PAQUISTÃO: FAMÍLIAS CRISTÃS PRESAS A MODERNAS FORMAS DE ESCRAVATURA

Um padre em luta pelos seus paroquianos

Em declarações à agência noticiosa FIDES, o padre Emmanuel Parvez, de 72 anos, pároco de Pansara, cidade da diocese de Faisalabad, no Paquistão, chama a atenção para a precária situação de cinco famílias cristãs, suas paroquianas, presas a uma rede de trabalho escravo ligada às fábricas de argila espalhadas pelo interior do País. Na realidade, estas pessoas encontram-se reféns da antiga prática do “peshgi”, isto é, um adiantamento de salário que o trabalhador recebe do seu empregador para poder suprir uma necessidade própria, “normalmente uma dívida”. Ora, como por norma essa dívida se vai acumulando, “devido aos altíssimos juros”, está criado aqui um sistema de dependência perene, melhor dizendo, uma forma consentida e legalizada de escravidão moderna. Trata-se, em boa verdade, de um fenómeno generalizado no Paquistão, país que ocupa a sexta posição no índice compilado pela “Global Slavery”, entidade que contabilizou 2,3 milhões de escravos neste país, ou seja, 1,13 por cento da sua população.

Tentar libertar estes “escravos modernos” foi um dos compromissos assumidos pelo padre Emmanuel Parvez, em cuja paróquia – que inclui cerca de quarenta aldeias – depara frequentemente com histórias de sofrimento similares às das famílias presentemente em questão. “Eles não têm ninguém a quem recorrer e estão condenadas a uma vida de escravidão”, exclama o sacerdote.
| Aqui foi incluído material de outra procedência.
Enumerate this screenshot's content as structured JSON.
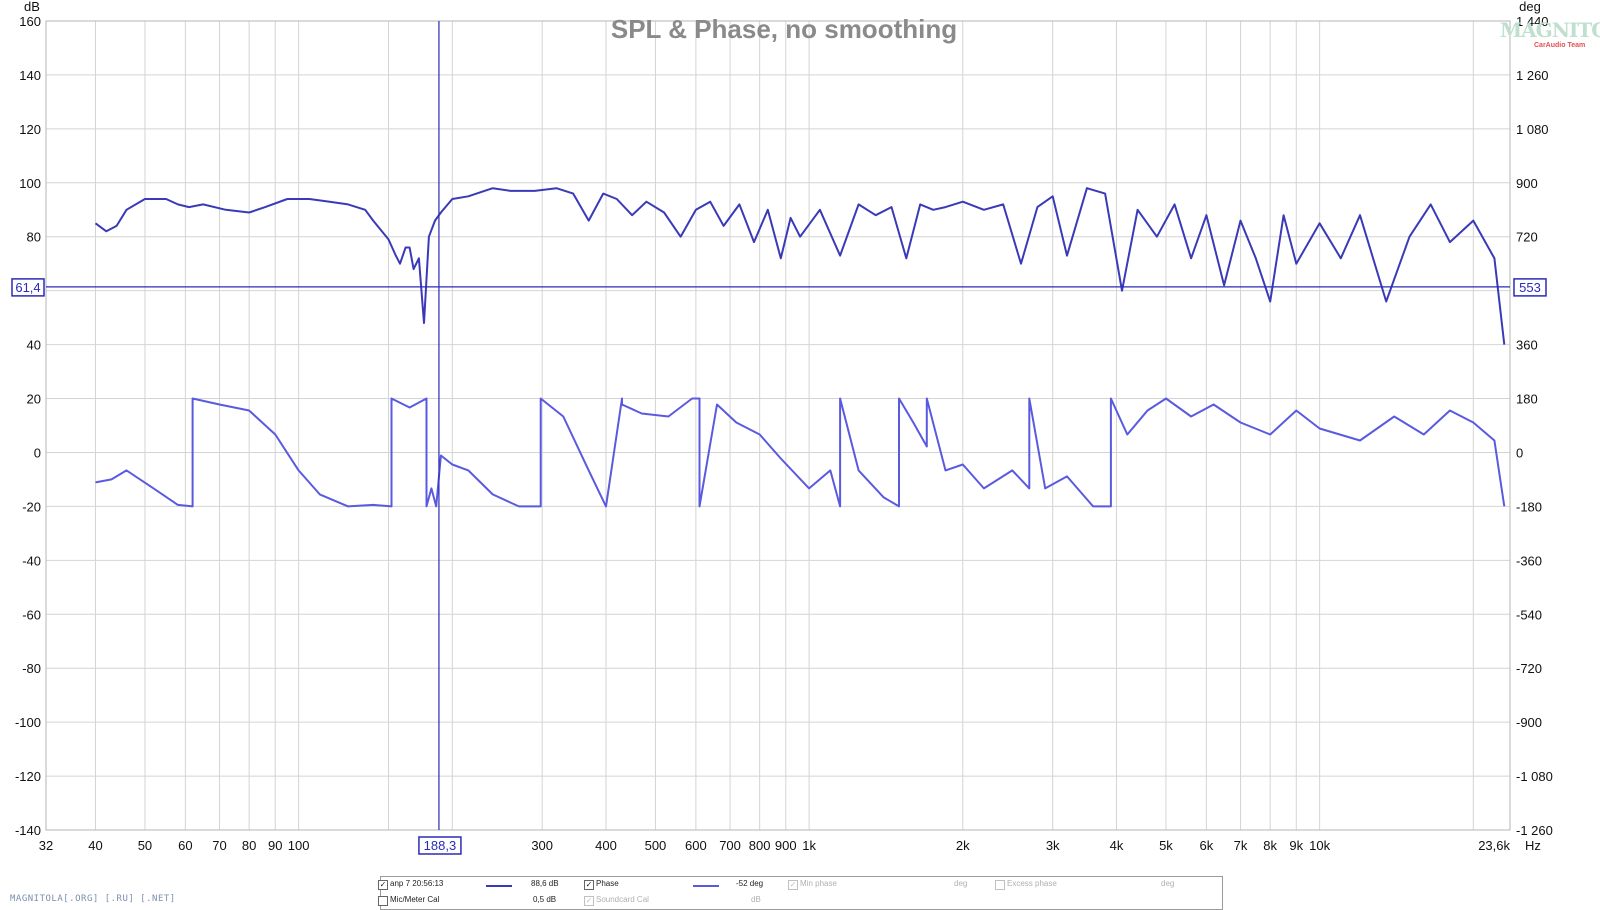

O fenómeno das massas de indigentes mantidas para trabalhar, em condições análogas à escravidão, extraindo argila do subsolo, amassando tijolos e cozendo-os em altos fornos – “tudo em benefício da poderosa indústria da construção” – é particularmente relevante na região do Punjab. A necessidade de saldar dívidas contraídas obriga famílias inteiras a subjugarem-se aos grandes latifundiários que gerem a mão-de-obra obedecendo “a critérios de exploração máxima” que sujeitam os trabalhadores – incluindo crianças, mulheres e idosos – a condições desumanas. Os cristãos do Punjab, que integram maioritariamente os segmentos mais pobres da população, acabam por ser vítimas de um mecanismo que “muitas vezes também os mantêm segregados”. A pesada dívida a saldar impõe, de facto, a todos os membros de uma família, “sem distinção de idade, sexo ou condição de saúde”, jornadas de trabalho exaustivas em troco de salários miseráveis. As pessoas são consideradas como meras mercadorias. Cristãos e hindus, devido à sua baixa condição social, tornam-se “escravos por dívida”, um mecanismo que os condena a abusos, assédios, maus tratos, enfim, “a uma toda a existência à mercê de patrões sem escrúpulos”.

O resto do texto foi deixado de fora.